Nove canzoni di Björk

Scelte dal peraltro direttore del Post, da riascoltare oggi che compie 50 anni

 (AP Photo/Gary He)
(AP Photo/Gary He)

Björk Guðmundsdóttir, conosciuta comprensibilmente solo come Björk, è nata a Reykjavík il 21 novembre 1965: è tra le personalità islandesi più conosciute e una delle più apprezzate e innovative cantanti degli ultimi vent’anni. Oggi compie 50 anni, e queste sono le nove canzoni che il peraltro direttore del Post Luca Sofri ha scelto per il suo libro Playlist.

Björk
(1965, Reykjavík, Islanda)

Quando Björk arrivò, fu quello che ci voleva. Quello che ci voleva per gli appassionati di musica in attesa di qualcosa che suonasse nuovo, e per i vanitosi in attesa di qualcosa che suonasse strano. Usciva da una band già apprezzata dagli addetti ai lavori, i Sugarcubes, e aprì la rotta a una serie di islandesi anche più strani di lei che arrivarono negli anni successivi. Capace di cacofonie intollerabili e melodie celestiali, ha sempre avuto voglia di provare cose nuove ma finora non ha mai fatto un duetto con Zucchero.

Like someone in love

(Debut, 1993)
Una cover – con arpa, dell’ottantenne Corky Hale – nel suo primo disco dopo aver lasciato gli Sugarcubes, uno standard jazz celebrato da tutti e che diede il titolo a un famoso disco di Ella Fitzgerald. L’avevano scritta Johnny Burke e Jimmy Van Heusen, gli autori di “Polkadots and Moonbeams”.

Venus as a boy

(Debut, 1993)
La canzone che chiunque di noi ragazzi vorrebbe che la sua ragazza gli avesse dedicato (magari non questa ragazza).
“His wicked sense of humour suggests exciting sex”.

It’s oh so quiet
(Post, 1995)
L’originale era una canzone del 1948 cantata da Betty Hutton e intitolata “Blow a fuse”. Björk racconta che la cantava il produttore Guy Sigsworth sul pullman quando erano in tournée, e che il formidabile successo della sua cover la seccò non poco. Possibile che la sua canzone più celebre fosse di qualcun altro? Possibile.

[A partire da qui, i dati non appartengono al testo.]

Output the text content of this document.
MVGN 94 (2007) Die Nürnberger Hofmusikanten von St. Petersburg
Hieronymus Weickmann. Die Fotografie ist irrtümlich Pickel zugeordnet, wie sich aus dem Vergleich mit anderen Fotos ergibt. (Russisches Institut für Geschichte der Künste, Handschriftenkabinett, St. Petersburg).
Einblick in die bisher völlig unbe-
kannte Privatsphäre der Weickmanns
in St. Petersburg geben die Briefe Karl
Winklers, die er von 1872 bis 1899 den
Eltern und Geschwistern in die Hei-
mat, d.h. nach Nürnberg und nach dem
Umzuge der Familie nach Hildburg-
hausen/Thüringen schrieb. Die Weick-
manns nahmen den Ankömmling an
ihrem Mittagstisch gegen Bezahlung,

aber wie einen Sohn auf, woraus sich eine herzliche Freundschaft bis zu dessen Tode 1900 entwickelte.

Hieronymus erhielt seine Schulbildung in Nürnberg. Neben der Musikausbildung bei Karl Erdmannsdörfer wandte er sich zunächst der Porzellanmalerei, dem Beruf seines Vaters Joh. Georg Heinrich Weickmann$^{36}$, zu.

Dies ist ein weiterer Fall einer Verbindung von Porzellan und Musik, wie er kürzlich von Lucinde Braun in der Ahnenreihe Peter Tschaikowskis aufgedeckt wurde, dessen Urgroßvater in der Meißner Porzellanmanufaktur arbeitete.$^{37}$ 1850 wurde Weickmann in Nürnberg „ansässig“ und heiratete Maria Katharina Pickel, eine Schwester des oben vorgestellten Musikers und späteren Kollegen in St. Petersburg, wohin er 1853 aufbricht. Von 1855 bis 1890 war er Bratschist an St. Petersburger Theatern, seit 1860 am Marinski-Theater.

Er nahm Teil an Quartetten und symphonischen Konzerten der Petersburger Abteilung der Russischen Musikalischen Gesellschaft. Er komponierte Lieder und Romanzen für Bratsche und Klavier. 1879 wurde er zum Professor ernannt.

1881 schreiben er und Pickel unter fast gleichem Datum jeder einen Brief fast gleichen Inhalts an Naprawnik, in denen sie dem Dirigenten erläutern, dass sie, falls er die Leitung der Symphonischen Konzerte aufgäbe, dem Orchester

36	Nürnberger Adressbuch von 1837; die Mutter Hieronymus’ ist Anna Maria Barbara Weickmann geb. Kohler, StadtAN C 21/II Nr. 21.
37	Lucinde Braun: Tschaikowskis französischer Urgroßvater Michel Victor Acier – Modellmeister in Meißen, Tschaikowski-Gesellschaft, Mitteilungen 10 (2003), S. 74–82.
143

You’ve been flirting again
(Post, 1995)
«È come aver superato l’esame di matematica» disse dopo aver messo insieme il suo primo arrangiamento di archi, ciliegina centrale su questa torta.

It’s not up to you

(Vespertine, 2001)
È un vecchio trucco di maniera nel mondo dei compositori pop: costruire una strofa ardua, discontinua, poco melodica, che sia solo al servizio del senso di liberazione ottenuto con un ritornello che è tutto il contrario: “it’s not up to youuuuu…”.

Oceania

(Medùlla, 2004)
La cantò all’inaugurazione delle Olimpiadi di Atene. Gliel’avevano chiesta. A cantare è l’oceano, rivolto al resto del mondo, figlio suo. “Il vostro sudore è salato, il perché sono io.”

Vökurò

(Medùlla, 2004)
Bjork dice essere stata influenzata dall’ascolto di “Bohemian Rhapsody” dei Queen, ma lei si è spinta decisamente più avanti. O più indietro.

Who is it

(Medùlla, 2004)
Ritmo elettronico fornito da Rahzel dei Roots, e alleviato dal refrain contagiosissimo, “who is it’”.

Stone Milket
(Vulnicura, 2015)
Quelle cose che lei sa fare bene ancora nel 2015, melodie, suoni un po’ eterei e confusi ma confortevoli e commoventi, in opposizione alle volte in cui diventano dissonanti. Storie di amori finiti, o che finiranno.